Pinkster is a holiday that originated in the Netherlands and was brought to America by Dutch settlers in the 17th century. It derives from the Christian feast of Pentecost, which commemorates the descent of the Holy Spirit upon the apostles, occurring seven weeks after Easter. However, in the U.S., Pinkster evolved into a unique celebration, particularly among African American communities in the 18th and early 19th centuries.
In New York, families traveled from the outlying areas into New York City or Albany, which remained a largely Dutch city into the early 19th century. There they could meet up with the significantly larger population of enslaved people and Black Dutch freemen. By the mid-18th century, celebrations in New York and Brooklyn attracted very large gatherings. Black Dutch sold berries, herbs, Sassafras bark, beverages, and oysters, and they used the money they earned at the Pinkster festival. Today the Pinkster festival in Albany, New York, remains to be the oldest African American music festival in the United States.

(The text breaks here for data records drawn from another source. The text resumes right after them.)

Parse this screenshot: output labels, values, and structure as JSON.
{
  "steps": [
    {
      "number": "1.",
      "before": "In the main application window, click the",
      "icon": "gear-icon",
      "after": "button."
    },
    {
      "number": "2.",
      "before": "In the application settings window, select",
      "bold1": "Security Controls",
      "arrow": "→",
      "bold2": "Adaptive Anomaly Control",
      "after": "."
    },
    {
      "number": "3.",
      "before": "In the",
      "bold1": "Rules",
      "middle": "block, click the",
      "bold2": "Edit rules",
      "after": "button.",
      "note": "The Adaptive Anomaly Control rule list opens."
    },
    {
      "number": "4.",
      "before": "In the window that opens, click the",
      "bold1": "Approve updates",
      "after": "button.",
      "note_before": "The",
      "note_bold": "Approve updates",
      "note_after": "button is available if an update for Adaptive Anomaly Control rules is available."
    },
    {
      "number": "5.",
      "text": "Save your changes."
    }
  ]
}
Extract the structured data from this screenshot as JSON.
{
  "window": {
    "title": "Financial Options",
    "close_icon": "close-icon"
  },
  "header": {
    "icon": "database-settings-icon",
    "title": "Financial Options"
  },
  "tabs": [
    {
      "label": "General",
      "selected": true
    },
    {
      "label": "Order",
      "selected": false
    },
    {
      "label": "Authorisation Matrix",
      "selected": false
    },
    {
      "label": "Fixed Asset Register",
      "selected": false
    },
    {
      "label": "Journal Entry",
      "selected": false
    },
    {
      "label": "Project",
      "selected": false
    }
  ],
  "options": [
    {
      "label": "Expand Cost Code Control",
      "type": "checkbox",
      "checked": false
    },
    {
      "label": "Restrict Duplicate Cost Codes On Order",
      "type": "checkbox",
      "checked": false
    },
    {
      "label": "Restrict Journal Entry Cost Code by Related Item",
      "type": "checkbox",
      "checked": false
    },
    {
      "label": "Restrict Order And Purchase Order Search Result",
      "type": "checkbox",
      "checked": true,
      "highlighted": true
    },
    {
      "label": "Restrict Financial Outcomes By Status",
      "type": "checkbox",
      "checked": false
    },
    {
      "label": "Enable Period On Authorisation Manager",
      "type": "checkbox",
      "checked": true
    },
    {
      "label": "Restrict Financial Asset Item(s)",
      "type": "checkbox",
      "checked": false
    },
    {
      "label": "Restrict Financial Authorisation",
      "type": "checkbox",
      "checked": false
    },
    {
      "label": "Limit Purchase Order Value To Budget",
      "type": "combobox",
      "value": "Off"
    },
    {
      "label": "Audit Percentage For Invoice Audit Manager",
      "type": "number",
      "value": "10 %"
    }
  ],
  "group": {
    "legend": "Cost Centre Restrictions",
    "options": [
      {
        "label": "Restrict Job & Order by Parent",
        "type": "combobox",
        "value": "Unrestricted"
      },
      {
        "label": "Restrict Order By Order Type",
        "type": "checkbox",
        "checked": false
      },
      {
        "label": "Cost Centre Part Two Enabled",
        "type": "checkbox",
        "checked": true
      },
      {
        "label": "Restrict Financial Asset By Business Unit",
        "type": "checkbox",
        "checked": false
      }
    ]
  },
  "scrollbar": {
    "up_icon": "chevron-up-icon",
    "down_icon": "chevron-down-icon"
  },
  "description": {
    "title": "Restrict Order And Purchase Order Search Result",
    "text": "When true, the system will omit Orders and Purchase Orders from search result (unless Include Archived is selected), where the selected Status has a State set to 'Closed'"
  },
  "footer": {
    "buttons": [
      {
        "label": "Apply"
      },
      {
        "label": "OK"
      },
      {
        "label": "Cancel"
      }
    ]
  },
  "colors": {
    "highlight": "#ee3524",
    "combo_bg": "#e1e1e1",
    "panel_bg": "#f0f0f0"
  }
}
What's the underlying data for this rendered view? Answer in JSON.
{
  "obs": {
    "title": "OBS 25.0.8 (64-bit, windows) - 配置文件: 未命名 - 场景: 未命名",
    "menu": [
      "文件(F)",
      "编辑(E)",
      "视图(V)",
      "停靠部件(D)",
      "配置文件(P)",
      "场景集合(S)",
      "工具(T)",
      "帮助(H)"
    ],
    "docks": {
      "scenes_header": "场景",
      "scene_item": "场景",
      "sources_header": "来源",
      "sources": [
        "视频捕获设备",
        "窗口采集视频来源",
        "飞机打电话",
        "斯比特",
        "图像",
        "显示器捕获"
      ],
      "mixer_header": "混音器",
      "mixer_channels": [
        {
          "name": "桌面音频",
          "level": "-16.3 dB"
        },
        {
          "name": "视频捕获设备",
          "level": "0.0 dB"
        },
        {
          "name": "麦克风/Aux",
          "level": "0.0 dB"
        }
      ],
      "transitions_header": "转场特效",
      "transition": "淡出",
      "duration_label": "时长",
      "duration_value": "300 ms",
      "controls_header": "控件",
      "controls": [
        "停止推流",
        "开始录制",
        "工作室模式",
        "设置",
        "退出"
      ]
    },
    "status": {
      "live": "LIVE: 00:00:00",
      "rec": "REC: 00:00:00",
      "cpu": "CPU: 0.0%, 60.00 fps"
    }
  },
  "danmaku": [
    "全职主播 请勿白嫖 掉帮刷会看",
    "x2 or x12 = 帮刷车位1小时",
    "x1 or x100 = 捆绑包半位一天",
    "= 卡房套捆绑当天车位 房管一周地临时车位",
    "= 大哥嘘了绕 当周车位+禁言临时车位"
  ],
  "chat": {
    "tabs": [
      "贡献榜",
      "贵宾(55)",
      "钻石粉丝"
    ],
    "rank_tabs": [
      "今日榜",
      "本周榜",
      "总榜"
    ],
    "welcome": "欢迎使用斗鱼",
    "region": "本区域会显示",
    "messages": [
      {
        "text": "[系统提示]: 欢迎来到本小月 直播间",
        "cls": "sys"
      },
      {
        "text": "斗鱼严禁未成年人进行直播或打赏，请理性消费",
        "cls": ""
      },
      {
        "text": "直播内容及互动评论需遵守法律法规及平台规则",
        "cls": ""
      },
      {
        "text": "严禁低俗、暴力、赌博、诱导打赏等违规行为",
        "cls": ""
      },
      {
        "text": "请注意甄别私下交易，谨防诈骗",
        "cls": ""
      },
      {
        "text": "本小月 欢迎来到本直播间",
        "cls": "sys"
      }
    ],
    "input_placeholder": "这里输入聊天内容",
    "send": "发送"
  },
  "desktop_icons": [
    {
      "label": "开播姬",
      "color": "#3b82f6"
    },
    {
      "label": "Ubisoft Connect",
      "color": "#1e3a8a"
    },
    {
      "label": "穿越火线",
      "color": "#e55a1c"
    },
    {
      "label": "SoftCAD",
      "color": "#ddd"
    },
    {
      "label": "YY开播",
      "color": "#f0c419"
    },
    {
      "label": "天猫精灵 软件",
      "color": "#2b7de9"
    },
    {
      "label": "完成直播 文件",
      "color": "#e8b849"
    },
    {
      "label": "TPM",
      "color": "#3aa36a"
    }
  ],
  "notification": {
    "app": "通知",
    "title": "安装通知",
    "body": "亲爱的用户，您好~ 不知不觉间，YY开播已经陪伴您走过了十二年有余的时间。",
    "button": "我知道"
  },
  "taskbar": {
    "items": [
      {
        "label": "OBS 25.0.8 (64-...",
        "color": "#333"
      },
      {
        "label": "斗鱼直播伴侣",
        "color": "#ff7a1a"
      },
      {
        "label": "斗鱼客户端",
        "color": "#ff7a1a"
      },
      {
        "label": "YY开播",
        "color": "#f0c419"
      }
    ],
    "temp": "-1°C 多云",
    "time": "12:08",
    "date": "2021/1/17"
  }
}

The African American Pinkster Committee of New York (AAPCNY) along with the African Burial Ground National Monument hold an annual Pinkster celebration in New York City.

=== Impact on African-Americans ===
Pinkster as an African-American celebration reached its height in New York between 1790 and 1810. Before the holiday, temporary shelters were built, frequently based on styles imitating African shelters. The festival could continue for three to four days, including sports, dance, and music. The highlight was the Toto or the Guinea dance, performed to the beating of drums.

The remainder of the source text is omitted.